ZFS ZFS space confusion

Hi! I just stood up a new system with a 9-disk RAIDZ3 pool, copied the data from a pre-established dataset on a different server (on a 3 disk RAIDZ1 pool) via zfs send.

On old server, the dataset takes 5.32TB. On the new server, it's taking 6.54TB.

As I dug in, I noticed that every file is taking up significantly more space (according to du) than it should (and did on the old system).

An example:
Code:
# ls -l .wget-hsts
-rwxrwxr-x+ 1 test_user  wheel  175 May 24  2019 .wget-hsts

# du -Ah .wget-hsts
512B    .wget-hsts

# du -h .wget-hsts
 11K    .wget-hsts

As you can see, du (not apparent) is showing that the file is taking up 11Kb (and in fact 11kB is the smallest size I see on any file).

I've researched as much as possible, but haven't found any explanation for why a 175 byte file would take 11kB on disk.

The new system is using a recordsize of 128K, and ashift of 12 (as these are new 4k SAS drives). So I could understand the file taking 4kB due to the sector size, but I can't figure out why it would take more. Does anyone have any idea? Happy to provide more info of course.

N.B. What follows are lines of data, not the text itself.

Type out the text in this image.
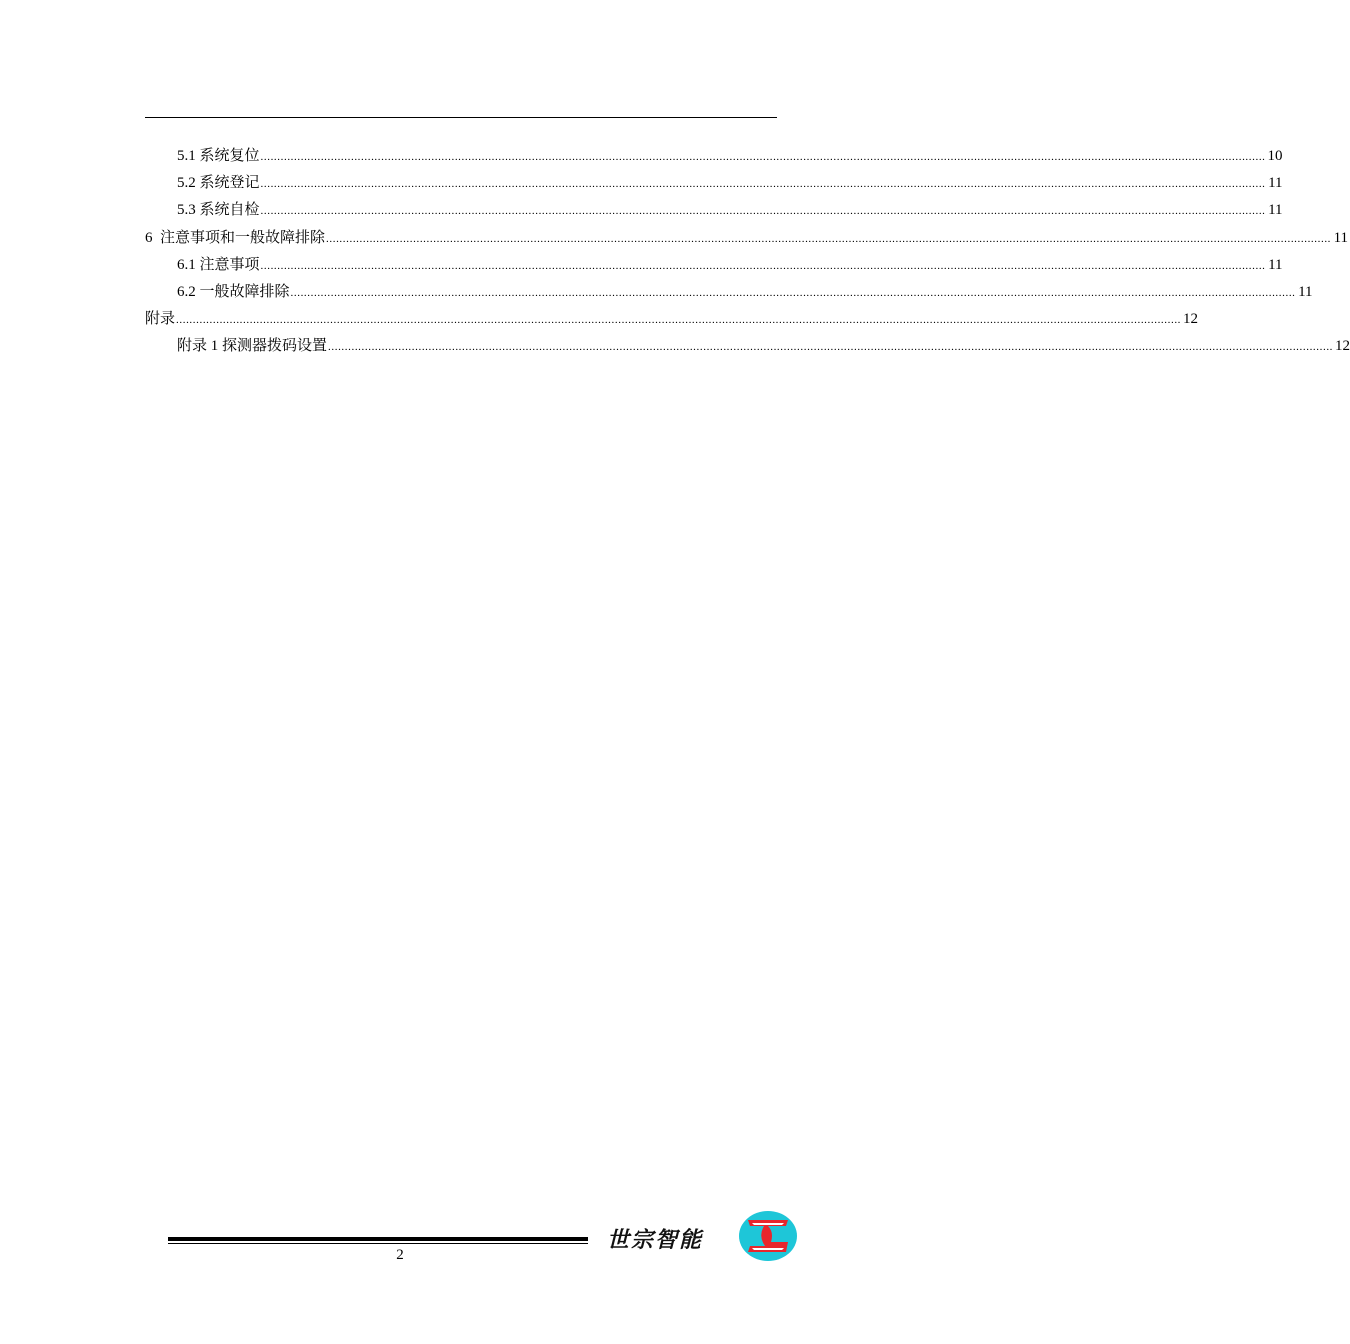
5.1 系统复位 ............................................................................................................................................................................................................................................................................................................ 10
5.2 系统登记 ............................................................................................................................................................................................................................................................................................................ 11
5.3 系统自检 ............................................................................................................................................................................................................................................................................................................ 11
6  注意事项和一般故障排除 ............................................................................................................................................................................................................................................................................................................ 11
6.1 注意事项 ............................................................................................................................................................................................................................................................................................................ 11
6.2 一般故障排除 ............................................................................................................................................................................................................................................................................................................ 11
附录 ............................................................................................................................................................................................................................................................................................................ 12
附录 1 探测器拨码设置 ............................................................................................................................................................................................................................................................................................................ 12
2
世宗智能
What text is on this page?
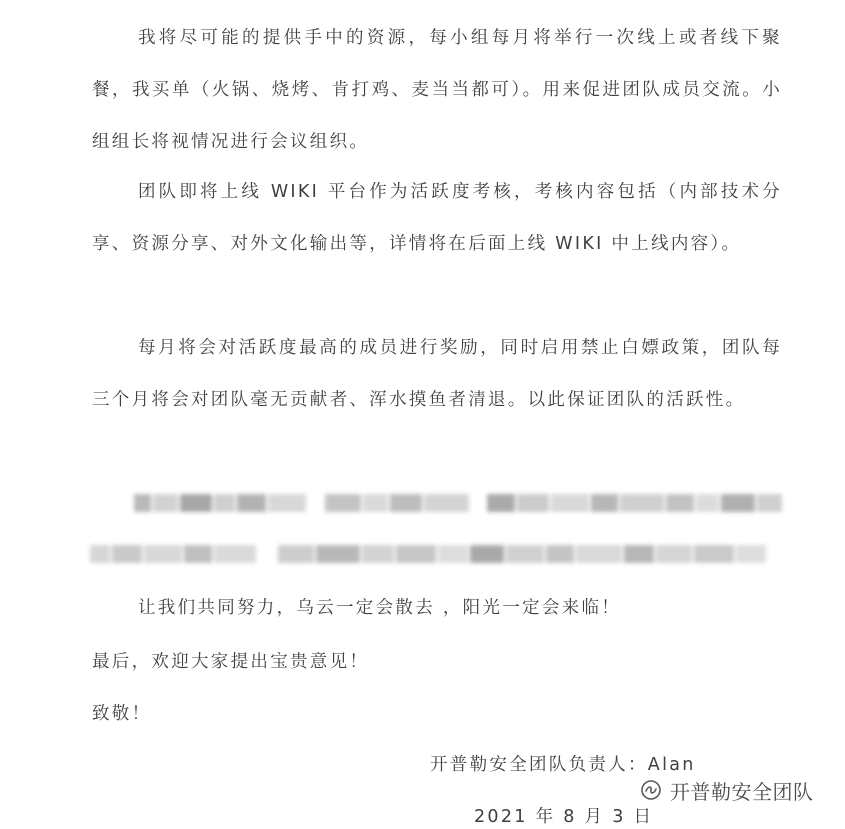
我将尽可能的提供手中的资源，每小组每月将举行一次线上或者线下聚餐，我买单（火锅、烧烤、肯打鸡、麦当当都可）。用来促进团队成员交流。小组组长将视情况进行会议组织。

团队即将上线 WIKI 平台作为活跃度考核，考核内容包括（内部技术分享、资源分享、对外文化输出等，详情将在后面上线 WIKI 中上线内容）。

每月将会对活跃度最高的成员进行奖励，同时启用禁止白嫖政策，团队每三个月将会对团队毫无贡献者、浑水摸鱼者清退。以此保证团队的活跃性。

让我们共同努力，乌云一定会散去 ，阳光一定会来临！

最后，欢迎大家提出宝贵意见！

致敬！

开普勒安全团队负责人：Alan

2021 年 8 月 3 日

开普勒安全团队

(I do understand that a 9 disk RAIDZ3 isn't ideal from a space-efficiency perspective, but this system is going into a remote colo that will be difficult to get out to so I wanted the maximum redundancy I could get. As far as I can tell, that shouldn't affect the output of du; my understanding is that du calculates without taking parity into account.)

Thanks in advance!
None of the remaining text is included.